China National Offshore Oil Corp. (CNOOC) has already invested $14 billion in developing Nigeria’s energy resources, making the country CNOOC’s largest investment destination, according to state-owned Nigerian National Petroleum Corp. The Chinese firm is now looking to improve productivity at its existing joint-venture sites, according to a news release issued by Nigerian National Petroleum.
CNOOC CEO Yuan Guangyu described the company’s Nigeria investment as its “most strategic and important overseas business undertaking,” according to the release. CNOOC’s involvement in the country’s oil and gas reserves goes back to 2003, when it bought a 45% stake in the OML 130 deepwater block, in what was reported to be the company’s first major overseas investment. It also owns 20% and 18% stakes in two other Nigerian offshore fields.
Nigeria’s energy sector has suffered from a lack of investment despite its abundant oil and gas supplies, with a dearth of capacity in distribution infrastructure a particular challenge, according to a 2016 government report.
Yet endemic corruption has weighed on investor confidence in recent years, according to David Bruckmeier, an analyst with AKE International. “Recent high-profile bribery scandals allegedly involving oil majors like Royal Dutch Shell PLC and Eni SpA are typical of the underhand dealings that have plagued the energy sector, and too frequently facilities are disrupted by attacks from armed groups,” Bruckmeier said.
China appears set to overtake Japan as the world’s biggest gas importer this year, and resource-rich Nigeria would appear to be a natural partner in supporting its needs.

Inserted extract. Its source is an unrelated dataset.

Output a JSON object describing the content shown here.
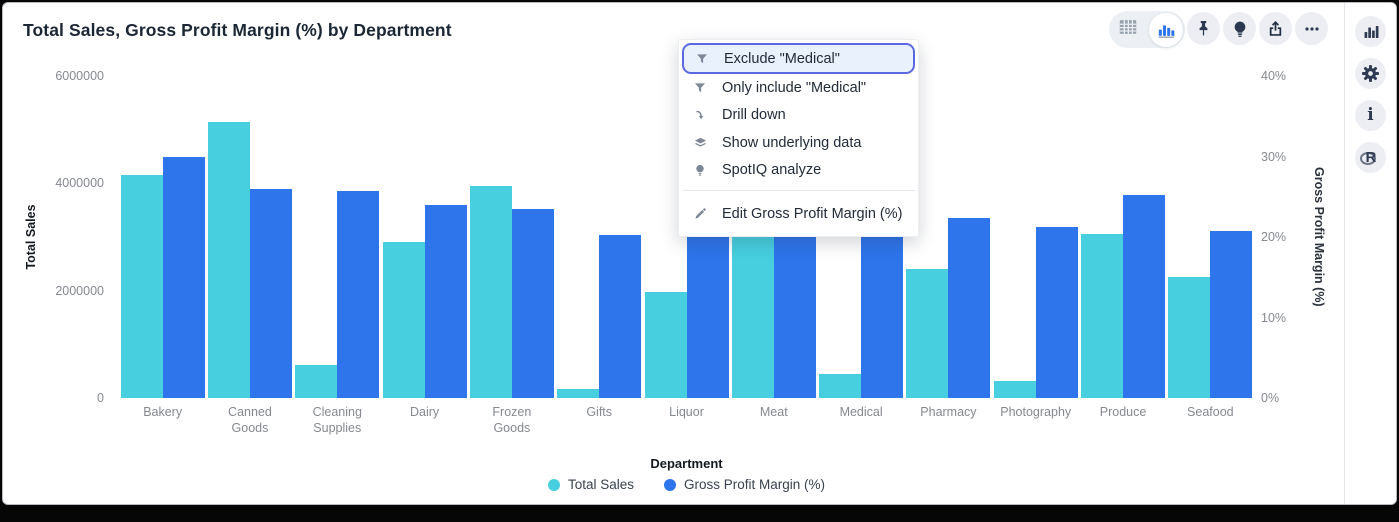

Historically, however, Western oil majors have been more active in the country’s energy sector, with Beijing preferring to foster ties with Angola instead, said Jeremy Stevens, chief China economist at South Africa’s Standard Bank.
“More needs to be done to inject life into the Nigeria-China relationship, and this $3 billion investment is a step in the right direction,” Stevens said. “Granted, China exported a sizeable $5.4 billion to Nigeria last year, but that is nearly half as much as just four years ago. Nigeria needs to welcome Chinese oil majors to invest in the country, develop domestic assets and engage materially in developing the economies of local communities.”
Nigeria is likely to become an increasingly important country for Chinese investment due to its rapidly growing population that already accounts for 1 in 7 Africans, Stevens said.
There are signs of growing interest. In May, Nigeria awarded a $6.7 billion contract to China Railway Construction Corp. to build a segment of a 1,315-kilometer (817-mile) railway, marking another milestone in China’s infrastructure venture in Africa.
As its population swells and it urbanizes rapidly, Nigeria’s infrastructure will be put under increasing strain, Stevens said. “Further inward investment like that from CNOOC will prove critical,” he added.